The Portfolio Class is great for experimenting with DataFrame operations to use with the history() function in Quantopian. The DataManager works well for getting company fundamentals from quandl into csv files. It's off to a good start, check it out and if you like it, help make it better.

9 responses

Thanks - great work, David.

hi David, it looks interesting, but I'm wondering how it could be used with quantopian? maybe it can not? i'm trying to figure out how to best do research offline, so this will be useful anyway :)

Perhaps this can be added to Zipline / Quantopian approved list.

Perhaps the name Portfolio would be inappropriate as it is not a Portfolio in the investment sense. It could be names DataPortfolio, DataSource or something else perhaps.

I have been requesting proper DataProviders around different data sources from Quantopian than the fetcher API. This looks awesome.

Jason,
As of right now it most of it cannot be used directly with quantopian, however it could pretty easily be altered to return the url where it gets the data, and pass that to the fetcher. I would say that its usefulness is being able to easily experiment with various dataframe operations without having to run a backtest and log the info.

Suminda,
I would have to look at how Zipline wants their data formatted, I do know they have things for DataFrame sources, which is essentially what it relies on. Zipline already supports the yahoo data, so I am not positive if would be adding anything unique. The names are the simplest part of a program but for some reason can be tough decide on, I went with portfolio just because it can have multiple securities, I planned to add quantities too, but I might make it a DataSource and make the portfolio separate.
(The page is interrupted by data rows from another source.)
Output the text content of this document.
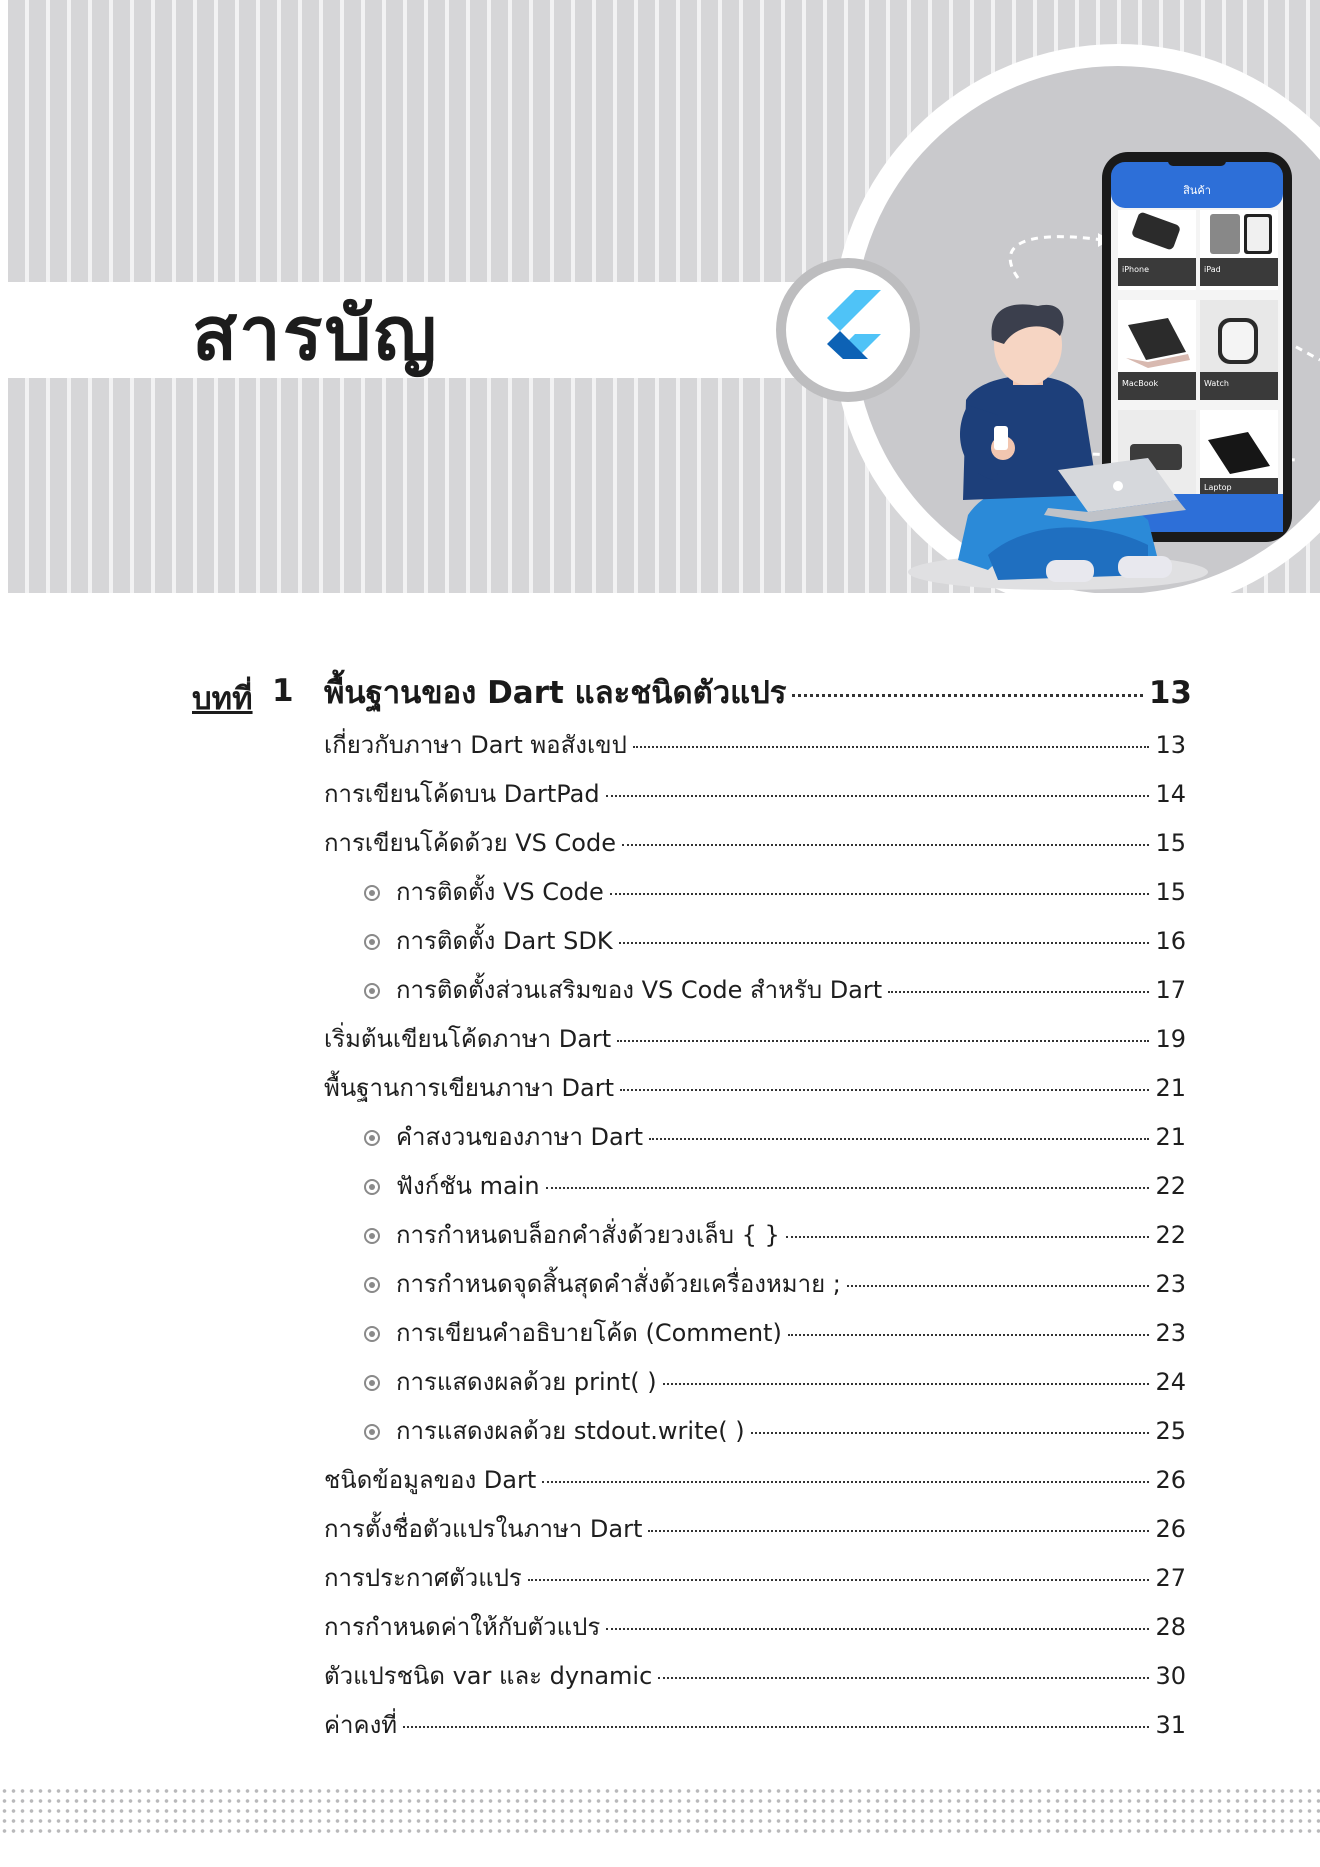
สารบัญ
สินค้า
iPhone	iPad
MacBook	Watch
Laptop
บทที่ 1 พื้นฐานของ Dart และชนิดตัวแปร	13
เกี่ยวกับภาษา Dart พอสังเขป	13
การเขียนโค้ดบน DartPad	14
การเขียนโค้ดด้วย VS Code	15
การติดตั้ง VS Code	15
การติดตั้ง Dart SDK	16
การติดตั้งส่วนเสริมของ VS Code สำหรับ Dart	17
เริ่มต้นเขียนโค้ดภาษา Dart	19
พื้นฐานการเขียนภาษา Dart	21
คำสงวนของภาษา Dart	21
ฟังก์ชัน main	22
การกำหนดบล็อกคำสั่งด้วยวงเล็บ { }	22
การกำหนดจุดสิ้นสุดคำสั่งด้วยเครื่องหมาย ;	23
การเขียนคำอธิบายโค้ด (Comment)	23
การแสดงผลด้วย print( )	24
การแสดงผลด้วย stdout.write( )	25
ชนิดข้อมูลของ Dart	26
การตั้งชื่อตัวแปรในภาษา Dart	26
การประกาศตัวแปร	27
การกำหนดค่าให้กับตัวแปร	28
ตัวแปรชนิด var และ dynamic	30
ค่าคงที่	31
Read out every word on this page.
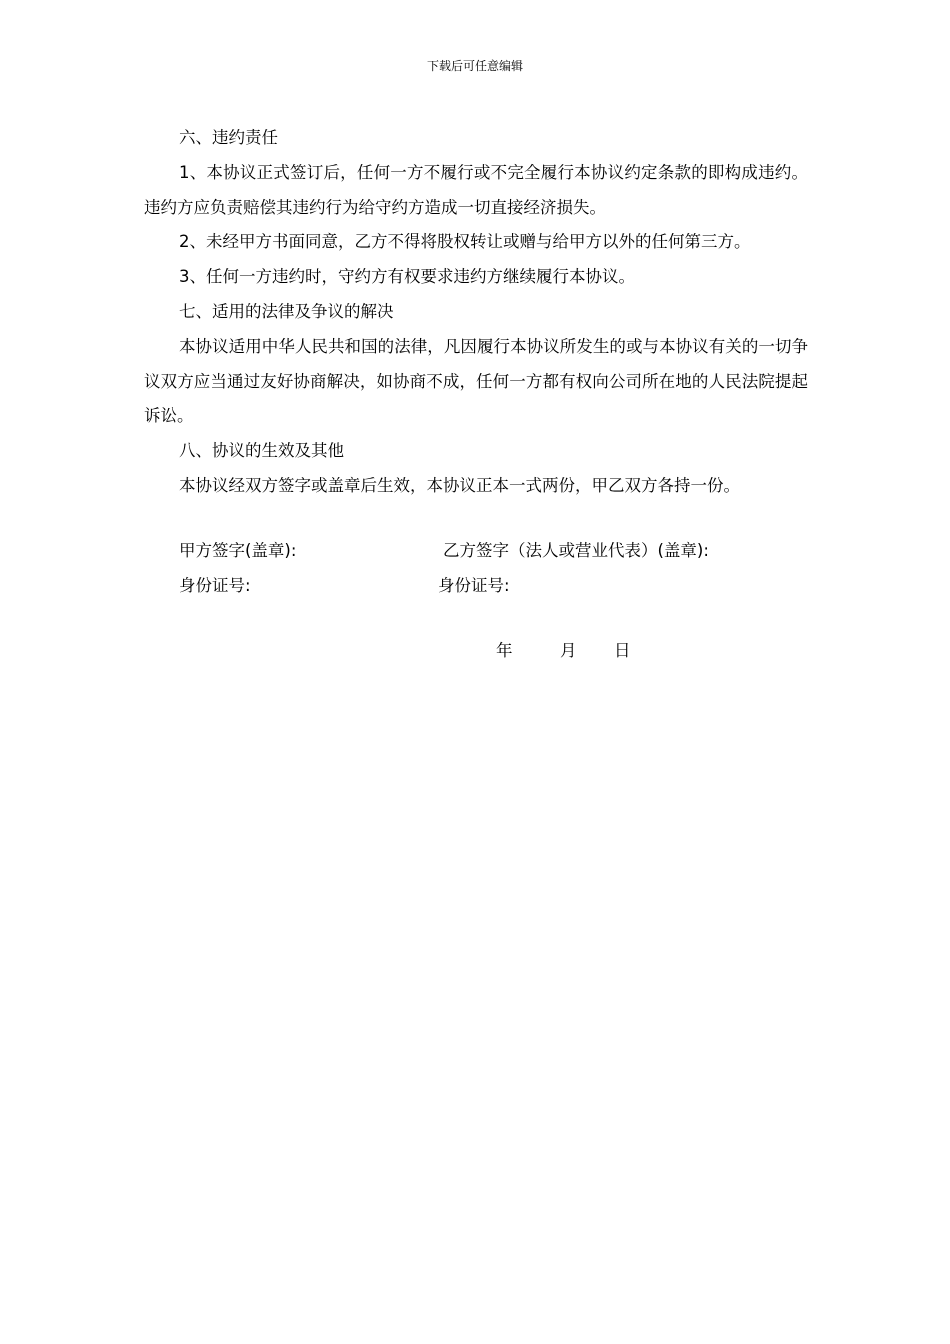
下载后可任意编辑

六、违约责任

1、本协议正式签订后，任何一方不履行或不完全履行本协议约定条款的即构成违约。违约方应负责赔偿其违约行为给守约方造成一切直接经济损失。

2、未经甲方书面同意，乙方不得将股权转让或赠与给甲方以外的任何第三方。

3、任何一方违约时，守约方有权要求违约方继续履行本协议。

七、适用的法律及争议的解决

本协议适用中华人民共和国的法律，凡因履行本协议所发生的或与本协议有关的一切争议双方应当通过友好协商解决，如协商不成，任何一方都有权向公司所在地的人民法院提起诉讼。

八、协议的生效及其他

本协议经双方签字或盖章后生效，本协议正本一式两份，甲乙双方各持一份。

甲方签字(盖章):	乙方签字（法人或营业代表）(盖章):
身份证号:	身份证号:
年	月 日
I like the sector/industry data portion, that data could be useful for normalizing by sector. I don't think it is available via Quandl yet, I sent them a pointer to the data source and they said they will work on it. I didn't figure out the url pattern there either, my guess is it's their database PKs with no real pattern.

As far as making the library more useful to the Quantopian community, I can go through and separate out all of the functions that generate the various urls. Maybe give each class a url attribute to pass to the fetcher, and pre_func methods that format the data. I think I like that idea.

I will look at altering the actual Quandl API so that it formats dataset urls and can be used with the fetcher. I think easy access to all Quandl data would be a great addition the Quantopian toolbox. Glad you guys are finding it useful.

I altered the Quandl api to fetch any dataset into Quantopian, see it in this post if you haven't yet.

One possible thing you can do is implement this like F# Type providers (I think this is doable in Python also and you can dynamically add fields to Pandas). Also pass in a publish date (Financial year end data is published at a later date than the year end itself) so you might not mistakenly introduce a look ahead bias.

Also perhaps get this white listed as a Quotopian import.

Look ahead bias could be a problem. For example, if an earnings report is released after hours on some day, the date will be the same as if it was released before the market opened. That is an important piece of the puzzle. I have looked around a little bit for an easily accessible data source with the dates and times of earnings reports etc. but have not had much luck. I'd like to add that if anybody knows of a free source for the info.